Search code examples
pythonweb-crawlerurllibrobots.txt

Web crawling domain issue


I'm using a small script to crawl some domain links and generate a sitemap with it.

Right now it's working, it is fairly simple.

But I need to crawl a specific domain though, and this domain for some reason doesn't let me crawl anything, it does have links on it, a sitemap.xml file as well.

I guess there must be some robots.txt or any other server side trick on it for this, assuming this scenario, what could be a workaround for crawling this?

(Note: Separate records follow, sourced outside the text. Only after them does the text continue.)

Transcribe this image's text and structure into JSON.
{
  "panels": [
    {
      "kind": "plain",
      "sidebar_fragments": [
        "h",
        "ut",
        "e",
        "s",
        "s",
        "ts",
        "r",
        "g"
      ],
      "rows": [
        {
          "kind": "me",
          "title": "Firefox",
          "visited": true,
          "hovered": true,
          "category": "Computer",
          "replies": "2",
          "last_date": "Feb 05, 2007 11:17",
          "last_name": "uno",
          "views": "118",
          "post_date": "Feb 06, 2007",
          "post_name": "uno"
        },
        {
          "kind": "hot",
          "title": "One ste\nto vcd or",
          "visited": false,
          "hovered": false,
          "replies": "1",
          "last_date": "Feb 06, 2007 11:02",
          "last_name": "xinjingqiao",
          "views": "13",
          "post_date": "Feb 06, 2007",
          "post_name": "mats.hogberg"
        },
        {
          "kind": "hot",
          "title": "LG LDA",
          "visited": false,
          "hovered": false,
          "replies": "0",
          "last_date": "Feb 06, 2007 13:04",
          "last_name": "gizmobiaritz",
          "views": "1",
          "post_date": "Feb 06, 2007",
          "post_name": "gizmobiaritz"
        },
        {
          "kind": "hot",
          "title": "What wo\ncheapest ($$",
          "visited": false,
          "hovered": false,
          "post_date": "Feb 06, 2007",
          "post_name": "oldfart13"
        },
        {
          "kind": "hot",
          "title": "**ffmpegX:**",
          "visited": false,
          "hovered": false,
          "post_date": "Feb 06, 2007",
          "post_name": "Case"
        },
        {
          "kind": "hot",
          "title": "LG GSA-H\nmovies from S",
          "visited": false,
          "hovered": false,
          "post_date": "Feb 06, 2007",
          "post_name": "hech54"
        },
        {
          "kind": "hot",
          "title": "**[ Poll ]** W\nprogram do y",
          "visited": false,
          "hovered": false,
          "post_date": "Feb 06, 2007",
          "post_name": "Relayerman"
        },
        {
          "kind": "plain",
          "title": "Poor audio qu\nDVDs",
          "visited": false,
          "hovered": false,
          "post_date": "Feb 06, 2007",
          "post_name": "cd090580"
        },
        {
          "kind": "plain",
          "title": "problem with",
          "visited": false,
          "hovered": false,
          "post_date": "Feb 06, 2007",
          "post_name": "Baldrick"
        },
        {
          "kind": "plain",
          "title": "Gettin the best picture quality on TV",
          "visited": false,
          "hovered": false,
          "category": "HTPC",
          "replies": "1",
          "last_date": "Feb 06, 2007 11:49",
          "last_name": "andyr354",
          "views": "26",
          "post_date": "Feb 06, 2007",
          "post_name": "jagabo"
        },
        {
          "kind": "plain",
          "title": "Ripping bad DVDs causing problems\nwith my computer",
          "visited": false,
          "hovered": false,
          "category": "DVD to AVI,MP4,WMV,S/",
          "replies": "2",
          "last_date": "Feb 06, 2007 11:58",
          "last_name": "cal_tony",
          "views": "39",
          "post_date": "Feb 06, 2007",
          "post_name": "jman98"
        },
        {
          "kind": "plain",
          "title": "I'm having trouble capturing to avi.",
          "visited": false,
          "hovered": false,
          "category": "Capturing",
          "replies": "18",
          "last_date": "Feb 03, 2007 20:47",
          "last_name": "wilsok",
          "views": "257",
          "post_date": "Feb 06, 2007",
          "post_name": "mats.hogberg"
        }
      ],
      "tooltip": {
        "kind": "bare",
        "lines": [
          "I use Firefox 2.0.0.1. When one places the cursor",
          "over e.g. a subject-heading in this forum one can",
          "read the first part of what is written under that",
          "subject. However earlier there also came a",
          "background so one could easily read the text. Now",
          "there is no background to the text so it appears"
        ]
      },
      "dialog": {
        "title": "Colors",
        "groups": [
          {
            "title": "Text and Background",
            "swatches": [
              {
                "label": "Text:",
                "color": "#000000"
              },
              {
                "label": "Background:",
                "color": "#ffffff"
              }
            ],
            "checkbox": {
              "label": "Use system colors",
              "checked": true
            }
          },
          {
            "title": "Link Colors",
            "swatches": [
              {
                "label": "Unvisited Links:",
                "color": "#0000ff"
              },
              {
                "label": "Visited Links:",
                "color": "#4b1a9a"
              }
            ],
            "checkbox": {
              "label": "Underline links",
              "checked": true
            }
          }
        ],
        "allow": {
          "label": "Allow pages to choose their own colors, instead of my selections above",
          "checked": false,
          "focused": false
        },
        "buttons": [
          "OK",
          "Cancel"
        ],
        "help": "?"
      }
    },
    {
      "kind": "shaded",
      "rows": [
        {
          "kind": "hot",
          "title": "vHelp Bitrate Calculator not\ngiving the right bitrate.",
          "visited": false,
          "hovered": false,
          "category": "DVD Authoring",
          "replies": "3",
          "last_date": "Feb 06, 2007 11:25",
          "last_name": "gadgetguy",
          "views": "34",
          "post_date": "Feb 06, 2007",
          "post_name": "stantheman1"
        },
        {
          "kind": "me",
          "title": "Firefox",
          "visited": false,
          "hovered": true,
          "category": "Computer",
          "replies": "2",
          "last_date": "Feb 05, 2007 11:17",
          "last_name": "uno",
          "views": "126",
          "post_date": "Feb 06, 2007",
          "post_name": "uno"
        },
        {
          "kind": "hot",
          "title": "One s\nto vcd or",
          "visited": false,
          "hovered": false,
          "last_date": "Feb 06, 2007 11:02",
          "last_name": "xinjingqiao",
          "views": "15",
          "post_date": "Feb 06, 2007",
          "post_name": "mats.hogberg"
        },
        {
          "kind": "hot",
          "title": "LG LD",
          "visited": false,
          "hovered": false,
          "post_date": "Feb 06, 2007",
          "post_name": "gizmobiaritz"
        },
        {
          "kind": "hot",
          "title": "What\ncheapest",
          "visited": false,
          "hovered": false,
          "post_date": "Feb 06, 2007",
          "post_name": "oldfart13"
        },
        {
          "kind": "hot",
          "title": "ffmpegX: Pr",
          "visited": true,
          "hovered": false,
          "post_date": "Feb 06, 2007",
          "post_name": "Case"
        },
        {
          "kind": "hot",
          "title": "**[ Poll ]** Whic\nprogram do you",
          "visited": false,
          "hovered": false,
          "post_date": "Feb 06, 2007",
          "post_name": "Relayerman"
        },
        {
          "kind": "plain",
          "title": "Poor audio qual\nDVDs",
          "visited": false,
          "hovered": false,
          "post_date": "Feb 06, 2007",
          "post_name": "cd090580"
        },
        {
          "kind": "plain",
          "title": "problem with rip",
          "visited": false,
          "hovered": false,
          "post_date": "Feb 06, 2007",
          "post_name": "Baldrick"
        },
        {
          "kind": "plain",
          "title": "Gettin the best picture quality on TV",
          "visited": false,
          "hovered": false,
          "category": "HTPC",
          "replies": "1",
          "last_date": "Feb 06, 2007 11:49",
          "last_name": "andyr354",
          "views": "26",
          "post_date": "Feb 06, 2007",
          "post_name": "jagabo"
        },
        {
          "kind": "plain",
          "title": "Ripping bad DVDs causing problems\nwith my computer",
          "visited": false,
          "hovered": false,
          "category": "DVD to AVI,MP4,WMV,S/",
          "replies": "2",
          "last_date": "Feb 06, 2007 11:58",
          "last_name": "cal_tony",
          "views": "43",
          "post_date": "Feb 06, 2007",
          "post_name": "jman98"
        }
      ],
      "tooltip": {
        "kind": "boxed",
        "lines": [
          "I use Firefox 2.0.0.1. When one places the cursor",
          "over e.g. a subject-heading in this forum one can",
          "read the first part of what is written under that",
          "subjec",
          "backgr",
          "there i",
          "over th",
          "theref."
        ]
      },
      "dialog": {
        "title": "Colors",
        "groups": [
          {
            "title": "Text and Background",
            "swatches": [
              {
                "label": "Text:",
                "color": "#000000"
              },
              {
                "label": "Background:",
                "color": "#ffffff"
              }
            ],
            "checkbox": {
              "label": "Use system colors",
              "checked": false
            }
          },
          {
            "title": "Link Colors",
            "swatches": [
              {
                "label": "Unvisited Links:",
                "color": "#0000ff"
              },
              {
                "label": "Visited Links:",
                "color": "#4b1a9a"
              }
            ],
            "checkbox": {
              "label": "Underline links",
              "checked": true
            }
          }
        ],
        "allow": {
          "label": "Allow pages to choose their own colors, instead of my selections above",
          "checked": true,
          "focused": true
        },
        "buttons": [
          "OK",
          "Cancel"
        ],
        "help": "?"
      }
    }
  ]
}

I thought about reading the sitemap xml file and writing it somewhere, but lol, it's a bit of a strange idea.

This is the domain.

And this is the code, although this works fine for now, for other domains:

import urllib.request as urllib2
from bs4 import BeautifulSoup

myurl = "https://www.google.com/"
url = urllib2.urlopen(myurl)

soup = BeautifulSoup(url,'html.parser')

all_links = soup.find_all('a')

for link in all_links:
    print(link.get('href'))

Any idea/workaround for this?

Thanks a lot


Solution

  • The reason why you are not being able to get anything with your script is because the site is written in React, meaning that the links are being populated with Javascript. In order to crawl such sites you will need to use a tool able to execute the embedded Javascript code. You could use something like Selenium or requests-html (from the creator of the famous requests package).